I woke up in a flash, startled by the gnarled screaming of a human woman on drugs, possibly cocaine laced with fentanyl. I went outside with my six-shooter and emptied the chamber into whatever was making those horrible noises. I couldn’t see very well, or at all I guess, because I missed completely. The creature—at this point I thought maybe it was the Mothman, or a chupacabra, or the time-traveling bunny from Donnie Darko—mewled and hissed, still emitting only noises and gibberish. I started speaking the kind of English you give to service workers and Persian salesman: “I AM NOT HERE TO HURT YOU. WHAT DO YOU WANT? MY FAMILY LIVES HERE. I MUST PROTECT THEM. COMO ESTADAS BIEN?” There was quiet, then more quiet, and then a rush as the human woman attacked me, and got me off my claws and into the grass.
As she tackled me, she began pulling at my wings and biting my feathers, doing her best to kill me so she could eat me. Figures I’d get eaten alive by a crazed drug addict—on a Tuesday. I summon all of the energy I can and spur claw the shit out of her torso and groin, eventually getting my pin claw in place to sever her clitoris. I’m against female genital mutilation in all scenarios except for self-defense, so… anyway… I got her off of me and spur-clawed her some more in the neck and made it look messy. Bird-eaters die slow in my neighborhood, and on my property? The soil will drink your blood. Don’t step.

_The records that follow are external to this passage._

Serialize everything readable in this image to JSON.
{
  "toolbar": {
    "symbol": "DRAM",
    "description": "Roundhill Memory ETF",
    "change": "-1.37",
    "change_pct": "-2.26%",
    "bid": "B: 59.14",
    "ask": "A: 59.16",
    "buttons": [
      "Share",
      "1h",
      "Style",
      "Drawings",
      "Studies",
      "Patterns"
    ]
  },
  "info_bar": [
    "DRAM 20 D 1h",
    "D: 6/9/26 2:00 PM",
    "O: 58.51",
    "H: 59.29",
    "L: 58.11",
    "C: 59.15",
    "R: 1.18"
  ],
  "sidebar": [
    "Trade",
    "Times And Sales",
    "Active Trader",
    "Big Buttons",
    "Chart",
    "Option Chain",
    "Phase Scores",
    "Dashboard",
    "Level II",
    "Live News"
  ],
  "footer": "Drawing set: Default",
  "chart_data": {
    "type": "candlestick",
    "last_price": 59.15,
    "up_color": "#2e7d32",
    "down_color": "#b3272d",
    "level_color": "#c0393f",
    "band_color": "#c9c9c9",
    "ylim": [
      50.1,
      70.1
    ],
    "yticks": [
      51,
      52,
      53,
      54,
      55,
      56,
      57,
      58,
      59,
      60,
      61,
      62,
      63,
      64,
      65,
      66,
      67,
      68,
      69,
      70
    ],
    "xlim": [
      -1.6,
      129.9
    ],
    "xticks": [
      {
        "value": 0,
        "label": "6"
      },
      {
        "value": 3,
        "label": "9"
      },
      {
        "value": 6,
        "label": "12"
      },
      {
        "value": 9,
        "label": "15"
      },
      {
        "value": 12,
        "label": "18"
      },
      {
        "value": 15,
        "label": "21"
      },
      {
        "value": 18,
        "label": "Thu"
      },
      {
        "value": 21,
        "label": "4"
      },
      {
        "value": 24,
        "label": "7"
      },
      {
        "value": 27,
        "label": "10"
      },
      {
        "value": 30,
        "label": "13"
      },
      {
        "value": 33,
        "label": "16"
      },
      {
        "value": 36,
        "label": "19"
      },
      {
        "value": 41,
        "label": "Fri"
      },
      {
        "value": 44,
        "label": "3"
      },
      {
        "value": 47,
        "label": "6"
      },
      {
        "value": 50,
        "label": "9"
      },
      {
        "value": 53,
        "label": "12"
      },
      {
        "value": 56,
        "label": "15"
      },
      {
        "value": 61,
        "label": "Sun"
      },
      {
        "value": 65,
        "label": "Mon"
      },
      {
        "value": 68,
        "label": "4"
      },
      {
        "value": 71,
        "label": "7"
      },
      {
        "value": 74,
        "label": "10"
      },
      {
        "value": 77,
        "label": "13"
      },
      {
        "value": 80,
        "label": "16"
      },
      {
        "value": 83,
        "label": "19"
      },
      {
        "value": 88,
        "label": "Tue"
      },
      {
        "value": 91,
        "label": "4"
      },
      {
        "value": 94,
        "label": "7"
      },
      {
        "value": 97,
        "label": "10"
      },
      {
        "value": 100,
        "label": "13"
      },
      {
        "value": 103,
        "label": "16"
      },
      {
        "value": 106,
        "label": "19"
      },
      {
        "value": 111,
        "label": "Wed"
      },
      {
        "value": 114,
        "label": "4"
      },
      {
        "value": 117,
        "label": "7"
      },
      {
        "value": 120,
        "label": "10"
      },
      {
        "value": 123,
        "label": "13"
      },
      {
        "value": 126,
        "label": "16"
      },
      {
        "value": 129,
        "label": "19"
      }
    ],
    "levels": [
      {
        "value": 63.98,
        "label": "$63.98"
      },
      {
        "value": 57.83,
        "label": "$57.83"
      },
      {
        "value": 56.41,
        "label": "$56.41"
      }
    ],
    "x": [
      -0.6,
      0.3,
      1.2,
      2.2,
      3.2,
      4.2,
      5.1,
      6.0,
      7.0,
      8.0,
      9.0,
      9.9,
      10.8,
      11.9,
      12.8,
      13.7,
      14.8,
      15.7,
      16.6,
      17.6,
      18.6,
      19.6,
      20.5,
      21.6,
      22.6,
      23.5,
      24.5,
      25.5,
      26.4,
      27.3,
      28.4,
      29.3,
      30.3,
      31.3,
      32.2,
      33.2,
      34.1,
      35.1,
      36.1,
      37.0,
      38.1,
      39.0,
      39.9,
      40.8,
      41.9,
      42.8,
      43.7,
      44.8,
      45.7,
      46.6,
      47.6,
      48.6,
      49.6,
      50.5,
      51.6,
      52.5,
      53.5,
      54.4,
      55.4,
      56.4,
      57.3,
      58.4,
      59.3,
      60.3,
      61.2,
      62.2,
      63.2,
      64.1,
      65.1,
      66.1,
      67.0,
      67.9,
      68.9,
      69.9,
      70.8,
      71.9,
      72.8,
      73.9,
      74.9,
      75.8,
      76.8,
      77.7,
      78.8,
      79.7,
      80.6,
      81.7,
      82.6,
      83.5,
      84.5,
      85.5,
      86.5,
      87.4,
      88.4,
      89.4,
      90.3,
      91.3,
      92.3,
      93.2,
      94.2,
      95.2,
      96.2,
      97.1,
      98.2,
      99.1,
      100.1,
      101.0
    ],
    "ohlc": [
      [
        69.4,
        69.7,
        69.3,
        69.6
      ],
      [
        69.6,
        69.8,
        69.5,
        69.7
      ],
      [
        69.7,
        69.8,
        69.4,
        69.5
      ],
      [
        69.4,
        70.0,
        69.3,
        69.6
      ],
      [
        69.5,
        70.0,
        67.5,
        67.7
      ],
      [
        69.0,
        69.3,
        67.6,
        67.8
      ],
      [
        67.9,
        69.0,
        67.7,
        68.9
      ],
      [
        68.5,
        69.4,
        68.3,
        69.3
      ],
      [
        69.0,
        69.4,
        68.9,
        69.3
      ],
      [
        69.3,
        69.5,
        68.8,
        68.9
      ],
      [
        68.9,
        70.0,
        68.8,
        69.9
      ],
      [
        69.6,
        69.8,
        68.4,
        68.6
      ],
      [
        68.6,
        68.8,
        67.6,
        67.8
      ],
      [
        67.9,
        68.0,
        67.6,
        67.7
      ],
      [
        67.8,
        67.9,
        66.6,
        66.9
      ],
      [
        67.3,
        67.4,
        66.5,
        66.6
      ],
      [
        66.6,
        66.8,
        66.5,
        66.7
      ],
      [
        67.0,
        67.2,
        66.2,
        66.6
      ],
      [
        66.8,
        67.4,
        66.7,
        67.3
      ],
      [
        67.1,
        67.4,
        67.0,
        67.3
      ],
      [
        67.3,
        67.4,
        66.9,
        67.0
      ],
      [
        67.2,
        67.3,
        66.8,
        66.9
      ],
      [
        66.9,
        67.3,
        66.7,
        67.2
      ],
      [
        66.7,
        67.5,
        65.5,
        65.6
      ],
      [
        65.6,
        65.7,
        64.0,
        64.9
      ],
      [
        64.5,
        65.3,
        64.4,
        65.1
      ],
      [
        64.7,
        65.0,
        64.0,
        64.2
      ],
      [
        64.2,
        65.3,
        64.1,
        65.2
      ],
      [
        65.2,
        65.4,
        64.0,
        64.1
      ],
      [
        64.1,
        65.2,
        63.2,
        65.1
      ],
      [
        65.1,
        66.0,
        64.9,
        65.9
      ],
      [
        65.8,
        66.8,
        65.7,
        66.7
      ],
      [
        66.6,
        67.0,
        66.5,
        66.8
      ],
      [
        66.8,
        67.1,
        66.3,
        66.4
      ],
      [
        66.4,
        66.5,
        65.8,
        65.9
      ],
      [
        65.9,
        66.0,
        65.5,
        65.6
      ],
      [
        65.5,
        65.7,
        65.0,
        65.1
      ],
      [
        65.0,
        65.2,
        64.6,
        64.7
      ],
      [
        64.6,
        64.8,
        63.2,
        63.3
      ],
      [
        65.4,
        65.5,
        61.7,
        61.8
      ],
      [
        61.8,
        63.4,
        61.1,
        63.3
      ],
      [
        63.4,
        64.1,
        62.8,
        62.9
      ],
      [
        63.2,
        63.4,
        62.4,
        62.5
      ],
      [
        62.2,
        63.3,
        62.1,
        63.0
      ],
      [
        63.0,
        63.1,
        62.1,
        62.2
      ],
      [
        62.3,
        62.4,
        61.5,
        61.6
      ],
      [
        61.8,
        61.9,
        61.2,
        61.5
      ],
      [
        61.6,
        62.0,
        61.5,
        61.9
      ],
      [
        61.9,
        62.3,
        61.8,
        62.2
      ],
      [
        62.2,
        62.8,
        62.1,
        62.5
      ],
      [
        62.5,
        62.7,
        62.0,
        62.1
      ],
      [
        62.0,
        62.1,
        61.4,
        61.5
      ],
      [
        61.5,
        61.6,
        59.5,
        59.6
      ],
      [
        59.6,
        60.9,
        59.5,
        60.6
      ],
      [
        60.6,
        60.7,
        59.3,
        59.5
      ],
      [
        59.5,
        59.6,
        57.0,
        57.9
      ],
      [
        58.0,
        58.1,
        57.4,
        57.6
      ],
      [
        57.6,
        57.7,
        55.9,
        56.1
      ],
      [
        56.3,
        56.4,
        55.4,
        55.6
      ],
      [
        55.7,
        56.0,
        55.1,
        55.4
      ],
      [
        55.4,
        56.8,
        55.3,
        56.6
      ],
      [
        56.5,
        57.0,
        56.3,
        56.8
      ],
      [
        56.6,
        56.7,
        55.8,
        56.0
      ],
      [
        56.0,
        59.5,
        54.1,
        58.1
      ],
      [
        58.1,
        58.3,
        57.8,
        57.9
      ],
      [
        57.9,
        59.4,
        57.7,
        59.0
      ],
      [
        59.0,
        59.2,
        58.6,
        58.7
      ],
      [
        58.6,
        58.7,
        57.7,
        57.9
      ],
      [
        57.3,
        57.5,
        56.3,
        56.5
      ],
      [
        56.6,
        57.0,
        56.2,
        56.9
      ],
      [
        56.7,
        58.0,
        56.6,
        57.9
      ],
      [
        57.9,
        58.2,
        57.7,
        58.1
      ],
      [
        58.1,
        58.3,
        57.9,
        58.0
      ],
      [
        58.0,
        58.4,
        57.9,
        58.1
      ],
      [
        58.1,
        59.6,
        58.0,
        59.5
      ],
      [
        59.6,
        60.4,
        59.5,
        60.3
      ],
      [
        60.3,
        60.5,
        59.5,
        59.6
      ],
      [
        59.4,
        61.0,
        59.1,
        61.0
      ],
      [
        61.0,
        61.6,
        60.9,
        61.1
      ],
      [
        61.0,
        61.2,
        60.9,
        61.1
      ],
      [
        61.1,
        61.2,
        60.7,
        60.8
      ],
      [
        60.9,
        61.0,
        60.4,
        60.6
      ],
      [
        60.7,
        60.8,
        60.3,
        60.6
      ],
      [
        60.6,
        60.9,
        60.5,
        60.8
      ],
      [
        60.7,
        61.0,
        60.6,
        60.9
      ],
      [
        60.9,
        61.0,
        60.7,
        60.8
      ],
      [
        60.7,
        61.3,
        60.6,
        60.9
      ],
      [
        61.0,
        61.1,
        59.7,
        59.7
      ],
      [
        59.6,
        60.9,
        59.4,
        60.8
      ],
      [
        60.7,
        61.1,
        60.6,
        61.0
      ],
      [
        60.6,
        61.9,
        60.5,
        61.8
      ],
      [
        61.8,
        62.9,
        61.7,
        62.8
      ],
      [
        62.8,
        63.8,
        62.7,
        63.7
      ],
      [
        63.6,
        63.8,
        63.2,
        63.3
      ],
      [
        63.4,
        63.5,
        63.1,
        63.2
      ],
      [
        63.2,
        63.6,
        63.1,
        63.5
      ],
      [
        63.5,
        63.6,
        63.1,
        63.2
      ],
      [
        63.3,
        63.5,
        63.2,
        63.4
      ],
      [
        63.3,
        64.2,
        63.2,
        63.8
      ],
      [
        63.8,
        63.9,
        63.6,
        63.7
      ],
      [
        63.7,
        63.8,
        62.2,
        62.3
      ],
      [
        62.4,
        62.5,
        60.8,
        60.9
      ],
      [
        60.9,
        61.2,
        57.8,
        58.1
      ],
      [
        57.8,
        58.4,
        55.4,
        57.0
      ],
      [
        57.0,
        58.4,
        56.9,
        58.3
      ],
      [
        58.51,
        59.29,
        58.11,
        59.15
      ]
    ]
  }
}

The police came over and took care of everything before the human authorities could do anything about it. Like rape victims, they never trust animals, so it’s always good to trust your local avian police force with inter-species matters like this, especially when murder’s involved. “Things have changed,” Captain Terwilligers told me as he finished up my paperwork, “and the people have changed, too. They’re getting crazier and crazier every year. I’m so sorry this happened to you.” And with that he was off, free to help another victim of senseless human indulgence. Monica and Bennington never even woke up, ignorant that their patriarch kept them safe from the outside world once again—on a Tuesday.